Excerpt from the Dayton Daily News
By Tom Archdeacon
He started living up to his name even before he was born.
“I was stationed in Florida when I found out I was pregnant with him,” Connie Smith said. “We were attending a church service and every time the pastor said, ‘Turn to the Book of Malachi,’ my son just kicked in my stomach.”
She said she got the message:
“I knew then that was going to be his name.”
Today, Malachi Smith is a 6-foot-3 freshman guard at Wright State.
“My mom wanted me to have a biblical name and it’s from the Old Testament,” the 18-year old Raider said. “Malachi means ‘My Messenger.’”
As Connie explained: “Faith is really important to us. And as ‘My Messenger,’ Malachi tries to deliver his message, to apply his story to every area of his life, on and off the court.”
And what message does she think her son might bring to Wright State?
“I think it has to do with hard work and a commitment to be part of a team that can go as far as it can,” she said.
Along with that Old Testament name, Malachi brings a well-traveled background and some serious basketball genes to his new team.
His mom served 12 ½ years active duty in the U.S. Air Force, including four years — with Malachi in tow — at Naval Station Rota, the Spanish naval base in Andalusia that is funded by the U.S. and is located on the Bay of Cadiz in the Atlantic Ocean.

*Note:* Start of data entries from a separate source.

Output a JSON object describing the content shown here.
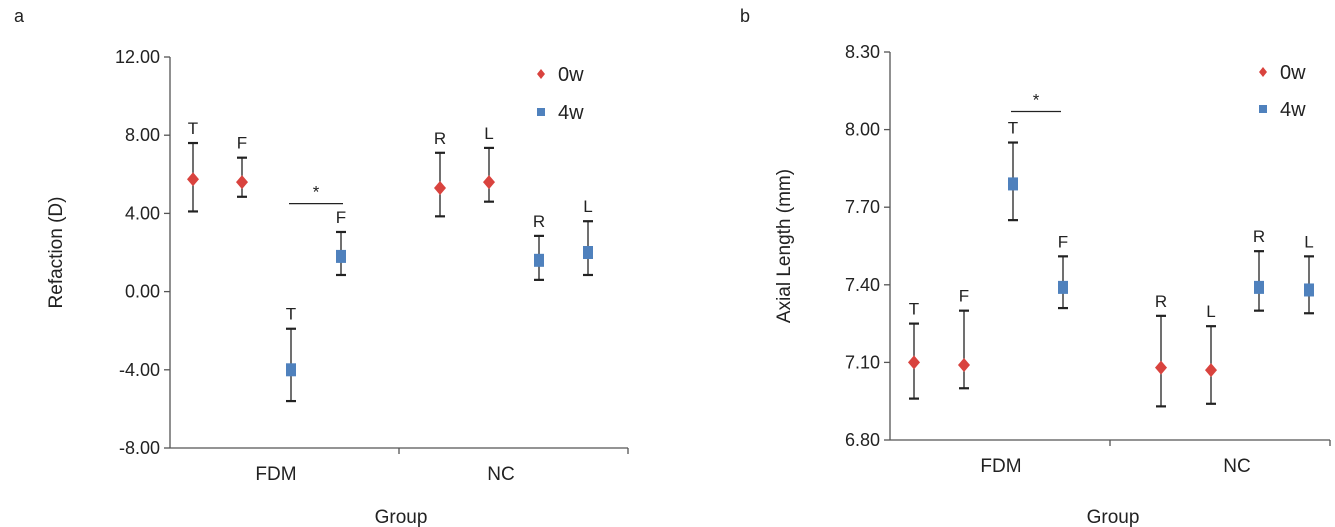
{
  "colors": {
    "w0": "#d9433e",
    "w4": "#4f81bd",
    "axis": "#555555",
    "err": "#222222"
  },
  "chart_data": [
    {
      "panel": "a",
      "type": "scatter",
      "ylabel": "Refaction (D)",
      "xlabel": "Group",
      "ylim": [
        -8,
        12
      ],
      "yticks": [
        "12.00",
        "8.00",
        "4.00",
        "0.00",
        "-4.00",
        "-8.00"
      ],
      "ytick_values": [
        12,
        8,
        4,
        0,
        -4,
        -8
      ],
      "categories": [
        "FDM",
        "NC"
      ],
      "legend": {
        "position": "top-right",
        "entries": [
          "0w",
          "4w"
        ]
      },
      "significance": {
        "label": "*",
        "between": [
          "T",
          "F"
        ],
        "y": 4.5
      },
      "points": [
        {
          "series": "0w",
          "label": "T",
          "y": 5.75,
          "low": 4.1,
          "high": 7.6
        },
        {
          "series": "0w",
          "label": "F",
          "y": 5.6,
          "low": 4.85,
          "high": 6.85
        },
        {
          "series": "4w",
          "label": "T",
          "y": -4.0,
          "low": -5.6,
          "high": -1.9
        },
        {
          "series": "4w",
          "label": "F",
          "y": 1.8,
          "low": 0.85,
          "high": 3.05
        },
        {
          "series": "0w",
          "label": "R",
          "y": 5.3,
          "low": 3.85,
          "high": 7.1
        },
        {
          "series": "0w",
          "label": "L",
          "y": 5.6,
          "low": 4.6,
          "high": 7.35
        },
        {
          "series": "4w",
          "label": "R",
          "y": 1.6,
          "low": 0.6,
          "high": 2.85
        },
        {
          "series": "4w",
          "label": "L",
          "y": 2.0,
          "low": 0.85,
          "high": 3.6
        }
      ]
    },
    {
      "panel": "b",
      "type": "scatter",
      "ylabel": "Axial Length (mm)",
      "xlabel": "Group",
      "ylim": [
        6.8,
        8.3
      ],
      "yticks": [
        "8.30",
        "8.00",
        "7.70",
        "7.40",
        "7.10",
        "6.80"
      ],
      "ytick_values": [
        8.3,
        8.0,
        7.7,
        7.4,
        7.1,
        6.8
      ],
      "categories": [
        "FDM",
        "NC"
      ],
      "legend": {
        "position": "top-right",
        "entries": [
          "0w",
          "4w"
        ]
      },
      "significance": {
        "label": "*",
        "between": [
          "F",
          "T"
        ],
        "y": 8.07
      },
      "points": [
        {
          "series": "0w",
          "label": "T",
          "y": 7.1,
          "low": 6.96,
          "high": 7.25
        },
        {
          "series": "0w",
          "label": "F",
          "y": 7.09,
          "low": 7.0,
          "high": 7.3
        },
        {
          "series": "4w",
          "label": "T",
          "y": 7.79,
          "low": 7.65,
          "high": 7.95
        },
        {
          "series": "4w",
          "label": "F",
          "y": 7.39,
          "low": 7.31,
          "high": 7.51
        },
        {
          "series": "0w",
          "label": "R",
          "y": 7.08,
          "low": 6.93,
          "high": 7.28
        },
        {
          "series": "0w",
          "label": "L",
          "y": 7.07,
          "low": 6.94,
          "high": 7.24
        },
        {
          "series": "4w",
          "label": "R",
          "y": 7.39,
          "low": 7.3,
          "high": 7.53
        },
        {
          "series": "4w",
          "label": "L",
          "y": 7.38,
          "low": 7.29,
          "high": 7.51
        }
      ]
    }
  ]
}
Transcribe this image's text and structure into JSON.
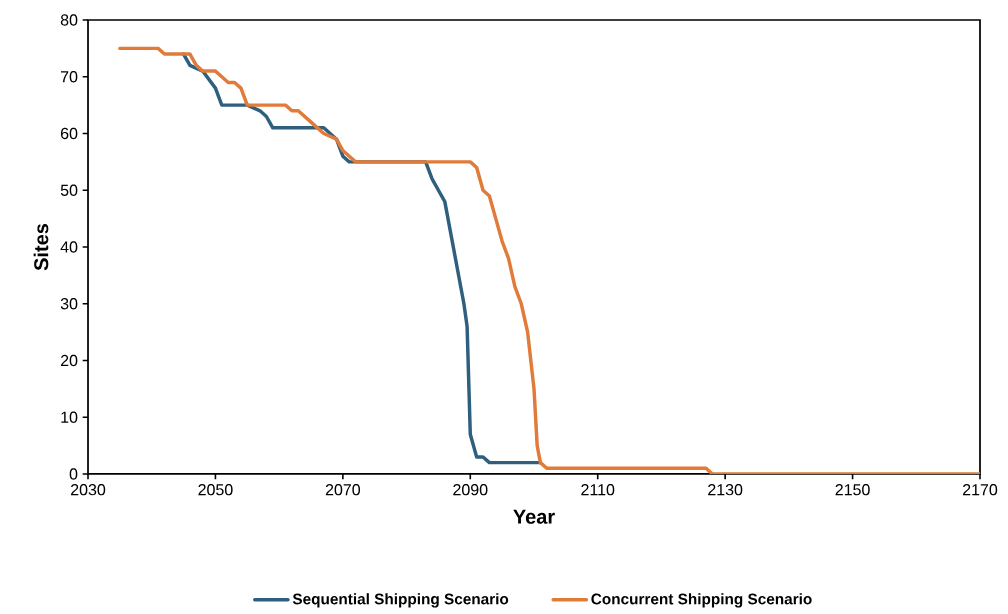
{
  "chart_data": {
    "type": "line",
    "xlabel": "Year",
    "ylabel": "Sites",
    "xlim": [
      2030,
      2170
    ],
    "xticks": [
      2030,
      2050,
      2070,
      2090,
      2110,
      2130,
      2150,
      2170
    ],
    "ylim": [
      0,
      80
    ],
    "yticks": [
      0,
      10,
      20,
      30,
      40,
      50,
      60,
      70,
      80
    ],
    "grid": false,
    "legend": "bottom",
    "line_style": "solid",
    "series": [
      {
        "name": "Sequential Shipping Scenario",
        "color": "#2e5f7f",
        "x": [
          2045,
          2046,
          2048,
          2050,
          2051,
          2055,
          2057,
          2058,
          2059,
          2060,
          2067,
          2069,
          2070,
          2071,
          2072,
          2083,
          2084,
          2085,
          2086,
          2087,
          2088,
          2089,
          2089.5,
          2090,
          2091,
          2092,
          2093,
          2101
        ],
        "values": [
          74,
          72,
          71,
          68,
          65,
          65,
          64,
          63,
          61,
          61,
          61,
          59,
          56,
          55,
          55,
          55,
          52,
          50,
          48,
          42,
          36,
          30,
          26,
          7,
          3,
          3,
          2,
          2
        ]
      },
      {
        "name": "Concurrent Shipping Scenario",
        "color": "#e07b39",
        "x": [
          2035,
          2041,
          2042,
          2046,
          2047,
          2048,
          2050,
          2051,
          2052,
          2053,
          2054,
          2055,
          2061,
          2062,
          2063,
          2065,
          2067,
          2069,
          2070,
          2071,
          2072,
          2090,
          2091,
          2092,
          2093,
          2094,
          2095,
          2096,
          2097,
          2098,
          2099,
          2100,
          2100.5,
          2101,
          2102,
          2127,
          2128,
          2170
        ],
        "values": [
          75,
          75,
          74,
          74,
          72,
          71,
          71,
          70,
          69,
          69,
          68,
          65,
          65,
          64,
          64,
          62,
          60,
          59,
          57,
          56,
          55,
          55,
          54,
          50,
          49,
          45,
          41,
          38,
          33,
          30,
          25,
          15,
          5,
          2,
          1,
          1,
          0,
          0
        ]
      }
    ]
  }
}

His grandfather, Larry Knight, was a 6-foot-8 hoops star at Loyola University in Chicago in the late 1970s — part of the Ramblers All-Decade Team back then — and a first round pick of the Utah Jazz in 1979.
He led the Anchorage Northern Knights to the Continental Basketball Association title in 1980 and played pro ball for 12 years overseas.
“I’ve seen clips of him and heard some stories,” Malachi said after practice the other day. “It’s cool having someone I can look up to, someone I can try to live up to. He knows what it takes to get where I’m trying to go.”
State champ
“He did something in basketball I couldn’t do,” the 61-year-old Knight said by phone from his home in West Palm Beach, Florida. “He won a high school ring.”
Last season, Malachi helped lead Belleville West High, an Illinois school 20 miles east of St. Louis, to the state 4A title, defeating Chicago’s Whitney Young, a four-time state champ, in overtime.
While his grandfather didn’t reach that lofty status while at Detroit’s Northeastern High, he soared when he got to college, first at Ellsworth Community College in Iowa and then at Loyola, where he remains one of the school’s all-time rebounding standouts. As a senior, he averaged 21.5 points and 14.3 rebounds a game. That includes a 25-rebound effort against Georgetown and a 37-point, 23-rebound performance in his final game against DePaul.
In the first round of the 1979 NBA draft — after Magic Johnson went No. 1 to the Los Angeles Lakers and the Dayton Flyers’ Jim Paxson was the 12th pick by Portland — Knight was taken by the Jazz with the the 20th pick, ahead of guys like Sly Williams, Kyle Macy, Bill Laimbeer and Mark Eaton, all of whom went on to formidable NBA careers.
Cut from a Jazz team that would include Adrian Dantley, “Pistol Pete” Maravich, Terry Furlow and Allan “Disco” Bristow that season, he was briefly with the Reggie Theus-led Chicago Bulls and ended up in Anchorage, where he was part of the CBA title team that recorded the longest road trip in professional sports history.
With their nearest opponent 5,000 miles away, the Northern Knights went by bus around the contiguous United States, playing 16 games in 31 days.